As I wrote, “At the outset of his lecture, Mukherjee said, ‘To start with, I want to talk about deep learning; that means deploying learning algorithms that imitate human learning. How do we learn?’ he asked. ‘Can machines learn like us? Can machines learn medicine?’ He referenced the April 3, 2017 article that he published in The New Yorker, at the request of that magazine’s editors. He pointedly noted that the title that the editors gave the article was ‘A.I. VERSUS M.D.’—but quickly added that, ‘Interestingly, that’s a false title. I don’t think that ‘versus’ is the right word. Much of what I’ll tell you is about ‘with,’ not ‘versus.’’ And he moved on to reference the philosopher Gilbert Ryle, who, “long before the birth of modern AI, made a distinction between ‘knowing that’ versus ‘knowing how.’ ‘Knowing that,’” Mukherjee quoted Ryle as saying, “is knowing a series of facts; knowing how, is putting those facts together to produce learning.” Mukherjee told his audience that he believes that healthcare will see enormous advances in the use of AI and machine learning in the coming years, breakthroughs that will transform both patient care and medical research. Certainly, he and all the other experts and observers are noting, the level of activity around AI is accelerating now dramatically.

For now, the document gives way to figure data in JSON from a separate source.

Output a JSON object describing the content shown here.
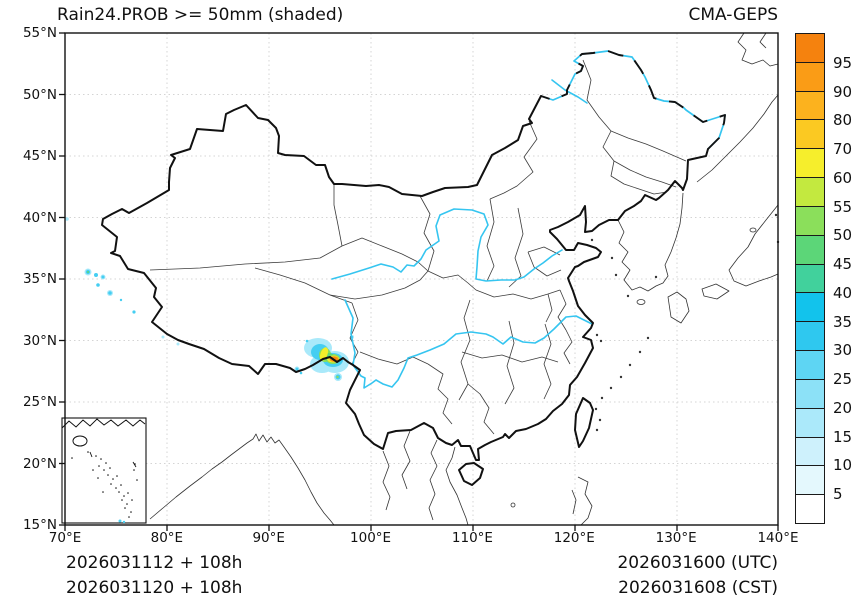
{
  "header": {
    "title": "Rain24.PROB >= 50mm (shaded)",
    "model": "CMA-GEPS"
  },
  "axes": {
    "lat_ticks": [
      "55°N",
      "50°N",
      "45°N",
      "40°N",
      "35°N",
      "30°N",
      "25°N",
      "20°N",
      "15°N"
    ],
    "lon_ticks": [
      "70°E",
      "80°E",
      "90°E",
      "100°E",
      "110°E",
      "120°E",
      "130°E",
      "140°E"
    ],
    "lat_range": [
      15,
      55
    ],
    "lon_range": [
      70,
      140
    ]
  },
  "colorbar": {
    "labels": [
      "95",
      "90",
      "80",
      "70",
      "60",
      "55",
      "50",
      "45",
      "40",
      "35",
      "30",
      "25",
      "20",
      "15",
      "10",
      "5"
    ],
    "colors": [
      "#f5820e",
      "#fa9c16",
      "#fcb21e",
      "#fbc922",
      "#f6ee2c",
      "#c3e93f",
      "#8bdf5b",
      "#5cd678",
      "#41d19c",
      "#12c3ec",
      "#2fc8ef",
      "#5ed5f3",
      "#8ce1f7",
      "#abe9fa",
      "#cef1fc",
      "#e4f8fd",
      "#ffffff"
    ]
  },
  "footer": {
    "left_line1": "2026031112 + 108h",
    "left_line2": "2026031120 + 108h",
    "right_line1": "2026031600 (UTC)",
    "right_line2": "2026031608 (CST)"
  },
  "style": {
    "river_color": "#35c5f0",
    "border_color": "#111111",
    "province_color": "#3c3c3c",
    "grid_color": "#d4d4d4"
  }
}
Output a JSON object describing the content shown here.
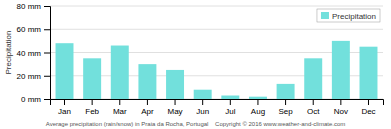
{
  "chart_data": {
    "type": "bar",
    "categories": [
      "Jan",
      "Feb",
      "Mar",
      "Apr",
      "May",
      "Jun",
      "Jul",
      "Aug",
      "Sep",
      "Oct",
      "Nov",
      "Dec"
    ],
    "series": [
      {
        "name": "Precipitation",
        "color": "#72E0DC",
        "values": [
          48,
          35,
          46,
          30,
          25,
          8,
          3,
          2,
          13,
          35,
          50,
          45
        ]
      }
    ],
    "y_label": "Precipitation",
    "ylim": [
      0,
      80
    ],
    "yticks": [
      {
        "value": 0,
        "label": "0 mm"
      },
      {
        "value": 20,
        "label": "20 mm"
      },
      {
        "value": 40,
        "label": "40 mm"
      },
      {
        "value": 60,
        "label": "60 mm"
      },
      {
        "value": 80,
        "label": "80 mm"
      }
    ],
    "grid": true,
    "legend": "upper right",
    "annotations": [
      "Average precipitation (rain/snow) in Praia da Rocha, Portugal    Copyright © 2016 www.weather-and-climate.com"
    ]
  }
}
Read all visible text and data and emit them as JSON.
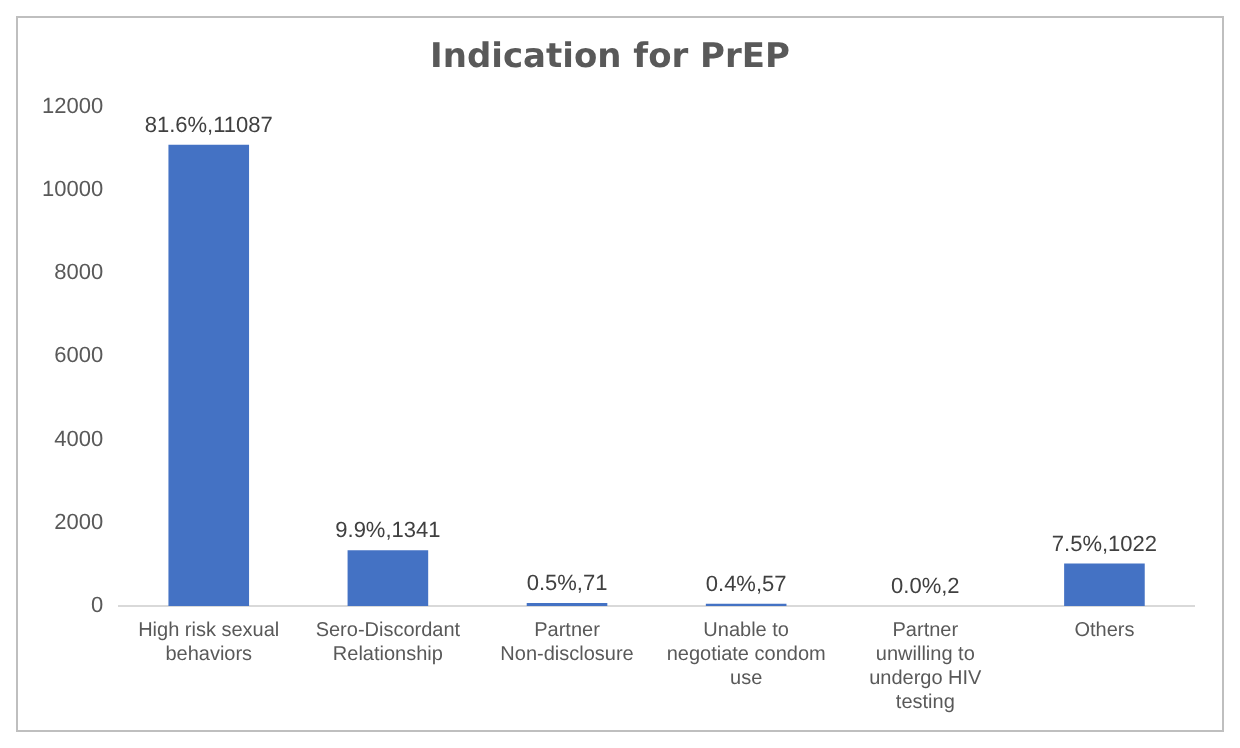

Per that, as Senior Contributing Editor David Raths wrote on Dec. 22, “New C-Suite titles — such as chief patient experience officer and chief digital officer — pop up from time to time in healthcare. Now some industry insiders are saying that health systems naming chief artificial intelligence officers will be the trend in 2023. I got this idea from reading some 2023 predictions from Punit Soni, CEO of a company called Suki, which builds voice AI interfaces. The company’s Suki Assistant is used in more than 100 health systems and clinics across three dozen specialties. One of his predictions for 2023 is that ‘Chief AI officer will become a position in health systems differentiated from CIO and data/digital executives.’ Until I read that,” Raths wrote, “I hadn’t heard of any health systems creating that title yet, but a quick search turned up several. For instance, the Department of Health and Human Services’ Office of the CIO has a Chief AI Officer named Greg Singleton. HHS originally established an AI Office, appointing its first Chief AI Officer, Oki Mek, in March 2021.”

Still, experts caution, healthcare leaders must also prepare for the inevitable emergence of cybercrime into AI in radiology. As I reported on Nov. 29, in a Nov. 28 RSNA session, “[A] trio of experts from different disciplines looked at the prospects for cybercrime impacting the field of radiology and impacting artificial intelligence development in radiology and across healthcare, and issued dire warnings about the potential for harm to patients and patient care organizations, as AI adoption expands in healthcare, with criminals potentially turning AI algorithms against patient care itself.”

That said, there’s no question that AI has a huge future in healthcare, across different areas of activity. If there were bright spots amid the challenges of 2022, one of them was certainly in the area of AI and machine learning.